The court, however, rejected publisher Takashi Asai's demand for government compensation of $20,370, Ando said. Asai, of Uplink publishers, had been fighting a 1999 confiscation of the book and his voluntary 2000 suspension of its sales after police warnings.
Mapplethorpe died of AIDS at age 42 in March 1989, but his images, including human bodies, sex and nudity, have remained controversial. High-profile opposition forced the cancellation of an exhibition of his work in Washington in 1989.
In Tuesday's ruling, Justice Kohei Nasu said the book of black-and-white portraits "compiles works from the artistic point of view, and is not obscene as a whole," the national Yomiuri newspaper reported.
The decision, a majority opinion of the five-judge bench, also recognized Mapplethorpe as "an artist who has won high appreciation as a leading figure in contemporary art," Kyodo News agency reported.

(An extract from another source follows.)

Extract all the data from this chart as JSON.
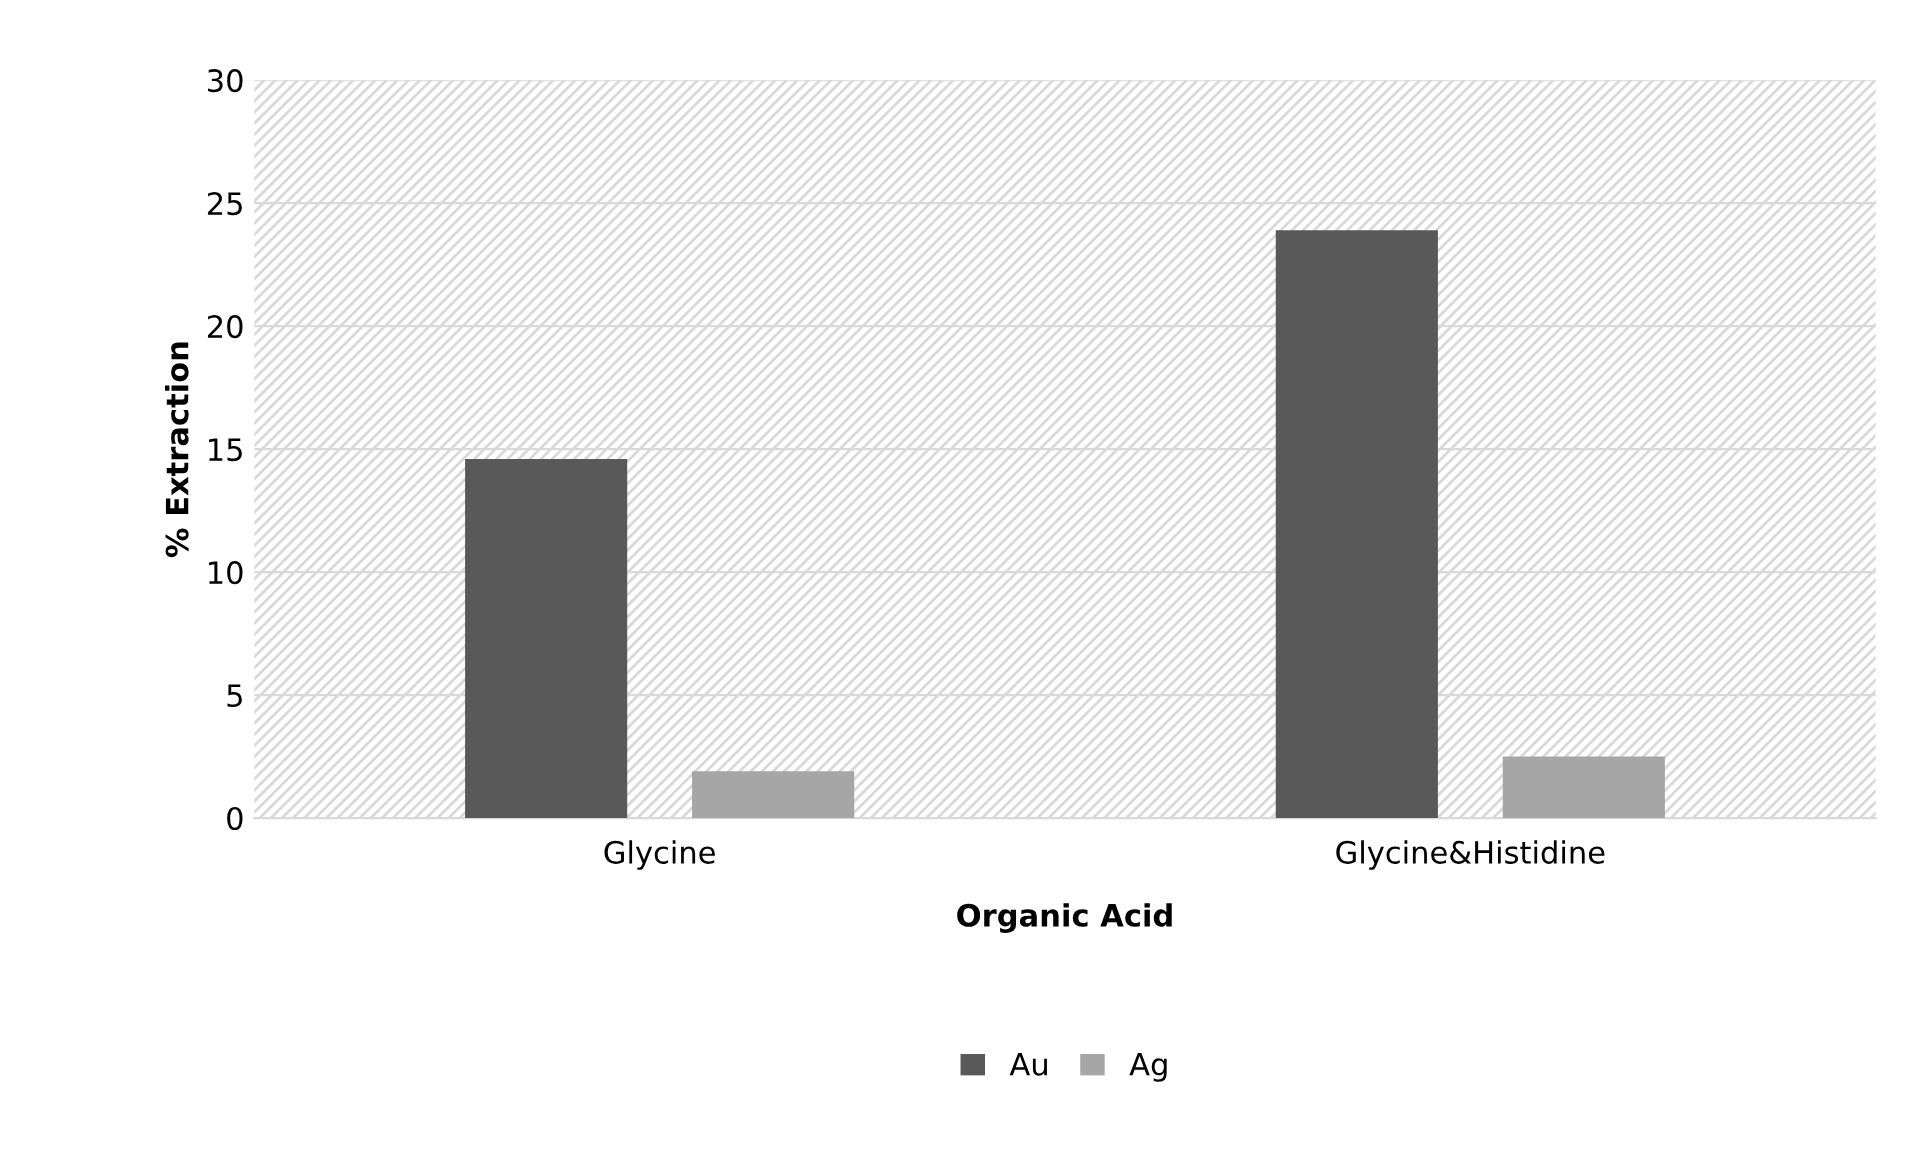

Asai called the ruling "groundbreaking" and said it "could change the obscenity standard" used for banning foreign films that show nudity and censoring photographs in books.

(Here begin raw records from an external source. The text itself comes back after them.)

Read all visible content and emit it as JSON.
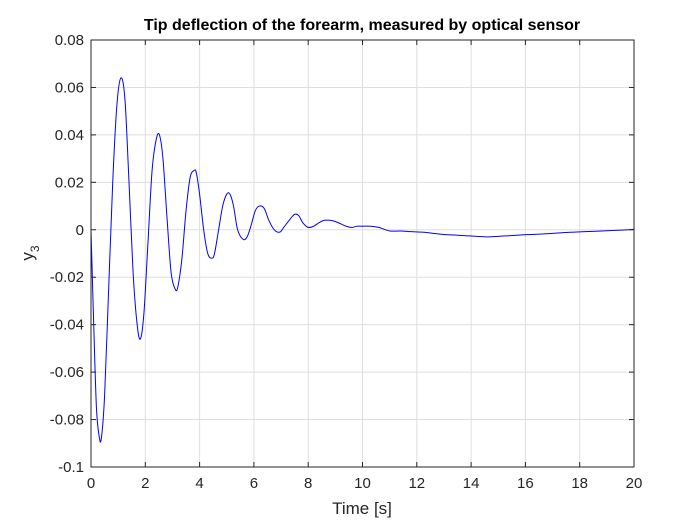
{
  "chart_data": {
    "type": "line",
    "title": "Tip deflection of the forearm, measured by optical sensor",
    "xlabel": "Time [s]",
    "ylabel": {
      "base": "y",
      "subscript": "3"
    },
    "xlim": [
      0,
      20
    ],
    "ylim": [
      -0.1,
      0.08
    ],
    "xticks": [
      0,
      2,
      4,
      6,
      8,
      10,
      12,
      14,
      16,
      18,
      20
    ],
    "xtick_labels": [
      "0",
      "2",
      "4",
      "6",
      "8",
      "10",
      "12",
      "14",
      "16",
      "18",
      "20"
    ],
    "yticks": [
      -0.1,
      -0.08,
      -0.06,
      -0.04,
      -0.02,
      0,
      0.02,
      0.04,
      0.06,
      0.08
    ],
    "ytick_labels": [
      "-0.1",
      "-0.08",
      "-0.06",
      "-0.04",
      "-0.02",
      "0",
      "0.02",
      "0.04",
      "0.06",
      "0.08"
    ],
    "grid": true,
    "colors": {
      "series": "#0000ff",
      "grid": "#dfdfdf",
      "axis": "#262626",
      "background": "#ffffff"
    },
    "series": [
      {
        "x": [
          0,
          0.1,
          0.2,
          0.3,
          0.38,
          0.5,
          0.65,
          0.8,
          0.95,
          1.1,
          1.25,
          1.4,
          1.55,
          1.7,
          1.82,
          1.95,
          2.1,
          2.25,
          2.4,
          2.52,
          2.65,
          2.8,
          2.95,
          3.1,
          3.2,
          3.35,
          3.5,
          3.65,
          3.8,
          3.88,
          4.0,
          4.15,
          4.3,
          4.45,
          4.55,
          4.7,
          4.85,
          5.0,
          5.12,
          5.25,
          5.4,
          5.6,
          5.75,
          5.9,
          6.05,
          6.2,
          6.38,
          6.55,
          6.75,
          6.95,
          7.1,
          7.3,
          7.5,
          7.65,
          7.8,
          8.0,
          8.2,
          8.4,
          8.6,
          8.8,
          9.0,
          9.2,
          9.4,
          9.6,
          9.8,
          10.0,
          10.3,
          10.6,
          11.0,
          11.4,
          11.8,
          12.2,
          12.6,
          13.0,
          13.4,
          13.8,
          14.2,
          14.6,
          15.0,
          15.4,
          15.8,
          16.2,
          16.6,
          17.0,
          17.4,
          17.8,
          18.2,
          18.6,
          19.0,
          19.4,
          19.8,
          20.0
        ],
        "y": [
          0,
          -0.04,
          -0.075,
          -0.087,
          -0.088,
          -0.07,
          -0.025,
          0.02,
          0.052,
          0.064,
          0.055,
          0.02,
          -0.018,
          -0.04,
          -0.046,
          -0.035,
          -0.005,
          0.025,
          0.038,
          0.04,
          0.03,
          0.005,
          -0.018,
          -0.025,
          -0.024,
          -0.012,
          0.008,
          0.022,
          0.025,
          0.024,
          0.015,
          0.0,
          -0.01,
          -0.012,
          -0.01,
          0.0,
          0.01,
          0.015,
          0.015,
          0.01,
          0.0,
          -0.004,
          -0.003,
          0.002,
          0.008,
          0.01,
          0.009,
          0.004,
          0.0,
          -0.001,
          0.001,
          0.004,
          0.0065,
          0.006,
          0.003,
          0.001,
          0.0015,
          0.003,
          0.004,
          0.004,
          0.0035,
          0.0025,
          0.0015,
          0.001,
          0.0015,
          0.0015,
          0.0015,
          0.001,
          -0.0005,
          -0.0005,
          -0.0008,
          -0.001,
          -0.0015,
          -0.002,
          -0.0022,
          -0.0025,
          -0.0028,
          -0.003,
          -0.0028,
          -0.0025,
          -0.0022,
          -0.002,
          -0.0018,
          -0.0015,
          -0.0012,
          -0.001,
          -0.0008,
          -0.0006,
          -0.0004,
          -0.0002,
          0.0,
          0.0002
        ]
      }
    ]
  }
}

Asai had sold about 900 copies the Japanese version of "Mapplethorpe," which was originally published by Random House, in Japan starting in 1994 without objection from authorities.
But airport customs officials in Japan confiscated a copy he had with him when he returned from a trip to the U.S. in 1999. The 384-page book contained 20 close-up photos of male genitalia, and authorities considered it obscene.
Asai said he suspended sales of the Japanese edition in May 2000 after Tokyo Metropolitan Police summoned him and gave him a warning.
In 2002 he won a case in Tokyo District Court and the government was ordered to return the confiscated copy of the book and pay $6,480 in damages. But the high court overturned that ruling a year later.